Nothing about the pipeline above guarantees semantic structure. A randomly initialized transformer would produce random-looking vectors where unrelated sentences happen to land close. The meaning comes from how the model was trained.

Embedding models are trained with a contrastive objective. You curate millions of pairs of texts labeled as either semantically related (positive pairs: a question and its accepted answer, two translations of the same sentence, two paraphrases, a query and a clicked-on document) or unrelated (negative pairs: a question and a random other document).

The training loss function has a simple shape: minimize distance between positive pairs, maximize distance between negatives. Written as a formula in a modern variant (InfoNCE), it looks like:

loss = -log( exp(sim(q, d⁺) / τ) / Σᵢ exp(sim(q, dᵢ) / τ) )

where q is a query vector, d⁺ is the positive document's vector, dᵢ ranges over the positive and a batch of negatives, and τ is a temperature constant. Intuitively, the numerator rewards the model for assigning high similarity to the correct pair; the denominator penalizes it for also assigning high similarity to negatives.

Backpropagate this loss over billions of pairs and the model is forced to organize its output space so that related things end up near each other in cosine distance. The geometry falls out as the cheapest way to satisfy the objective at scale.

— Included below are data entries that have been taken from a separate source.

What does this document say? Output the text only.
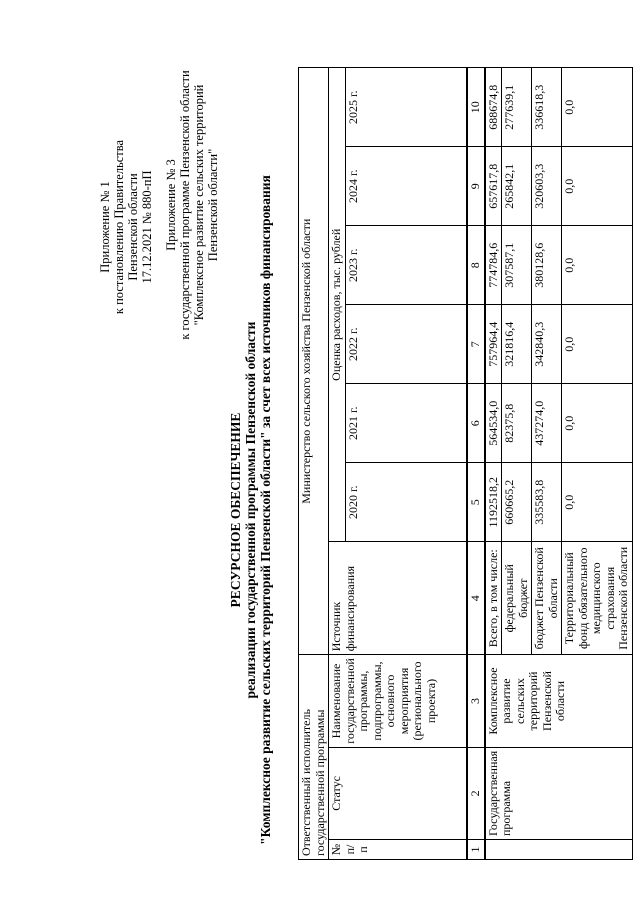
Приложение № 1 к постановлению Правительства Пензенской области 17.12.2021 № 880-пП Приложение № 3 к государственной программе Пензенской области "Комплексное развитие сельских территорий Пензенской области"
РЕСУРСНОЕ ОБЕСПЕЧЕНИЕ реализации государственной программы Пензенской области "Комплексное развитие сельских территорий Пензенской области" за счет всех источников финансирования Ответственный исполнитель государственной программы			Министерство сельского хозяйства Пензенской области						
№ п/п	Статус	Наименование государственной программы, подпрограммы, основного мероприятия (регионального проекта)	Источник финансирования	Оценка расходов, тыс. рублей					
				2020 г.	2021 г.	2022 г.	2023 г.	2024 г.	2025 г.
1	2	3	4	5	6	7	8	9	10
	Государственная программа	Комплексное развитие сельских территорий Пензенской области	Всего, в том числе:	1192518,2	564534,0	757964,4	774784,6	657617,8	688674,8
			федеральный бюджет	660665,2	82375,8	321816,4	307587,1	265842,1	277639,1
			бюджет Пензенской области	335583,8	437274,0	342840,3	380128,6	320603,3	336618,3
			Территориальный фонд обязательного медицинского страхования Пензенской области	0,0	0,0	0,0	0,0	0,0	0,0
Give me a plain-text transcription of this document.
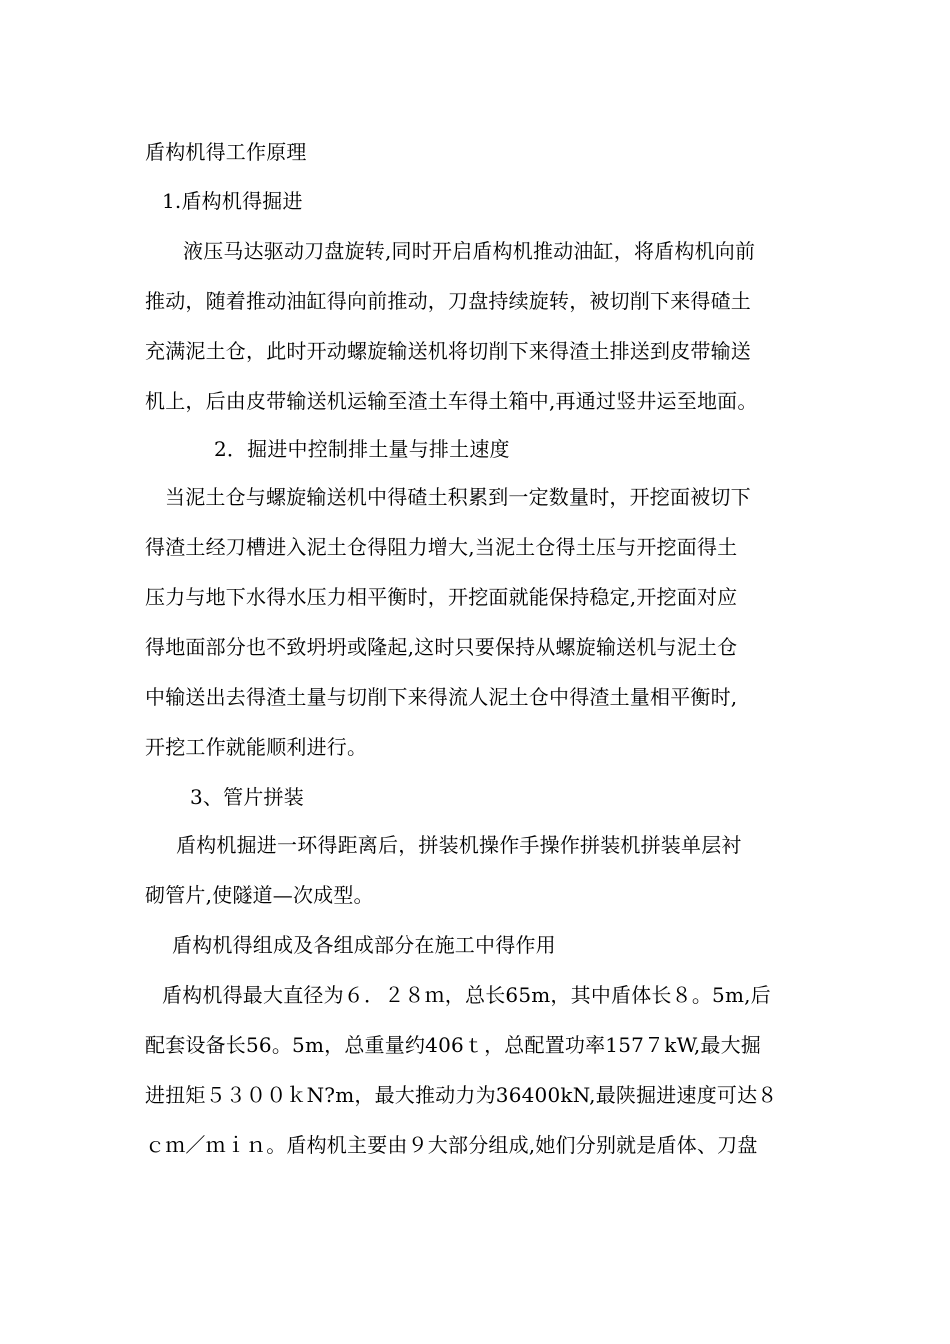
盾构机得工作原理
1.盾构机得掘进
液压马达驱动刀盘旋转,同时开启盾构机推动油缸，将盾构机向前
推动，随着推动油缸得向前推动，刀盘持续旋转，被切削下来得碴土
充满泥土仓，此时开动螺旋输送机将切削下来得渣土排送到皮带输送
机上，后由皮带输送机运输至渣土车得土箱中,再通过竖井运至地面。
2．掘进中控制排土量与排土速度
当泥土仓与螺旋输送机中得碴土积累到一定数量时，开挖面被切下
得渣土经刀槽进入泥土仓得阻力增大,当泥土仓得土压与开挖面得土
压力与地下水得水压力相平衡时，开挖面就能保持稳定,开挖面对应
得地面部分也不致坍坍或隆起,这时只要保持从螺旋输送机与泥土仓
中输送出去得渣土量与切削下来得流人泥土仓中得渣土量相平衡时,
开挖工作就能顺利进行。
3、管片拼装
盾构机掘进一环得距离后，拼装机操作手操作拼装机拼装单层衬
砌管片,使隧道—次成型。
盾构机得组成及各组成部分在施工中得作用
盾构机得最大直径为６．２８ｍ，总长65m，其中盾体长８。5m,后
配套设备长56。5m，总重量约406ｔ，总配置功率157７kW,最大掘
进扭矩５３００ｋN?m，最大推动力为36400kN,最陕掘进速度可达８
ｃｍ／ｍｉｎ。盾构机主要由９大部分组成,她们分别就是盾体、刀盘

The underlying linguistic principle is the distributional hypothesis: words (and sentences) that appear in similar contexts tend to have similar meanings. The training pairs are proxies for "appearing in similar contexts," and the model generalizes from them to text it has never seen.

A small sensitivity demo

The best way to build intuition for what embeddings respond to is to poke at them. Run the Python snippet above and swap the texts list for these six variations:

'cancel my plan' 'Cancel my plan.' 'cancel my subscription plan' 'plan cancel my' 'I want to cancel my plan' 'keep my plan'

Compute cosine similarity of each against the first. You will see something like:

cancel my plan : 1.000 (itself) Cancel my plan. : 0.992 (capitalization + punctuation barely matter) cancel my subscription plan: 0.896 (adding a synonym stays close) plan cancel my : 0.723 (scrambled word order hurts but survives) I want to cancel my plan : 0.921 (more context, same intent, still close) keep my plan : 0.681 (opposite intent, concerning)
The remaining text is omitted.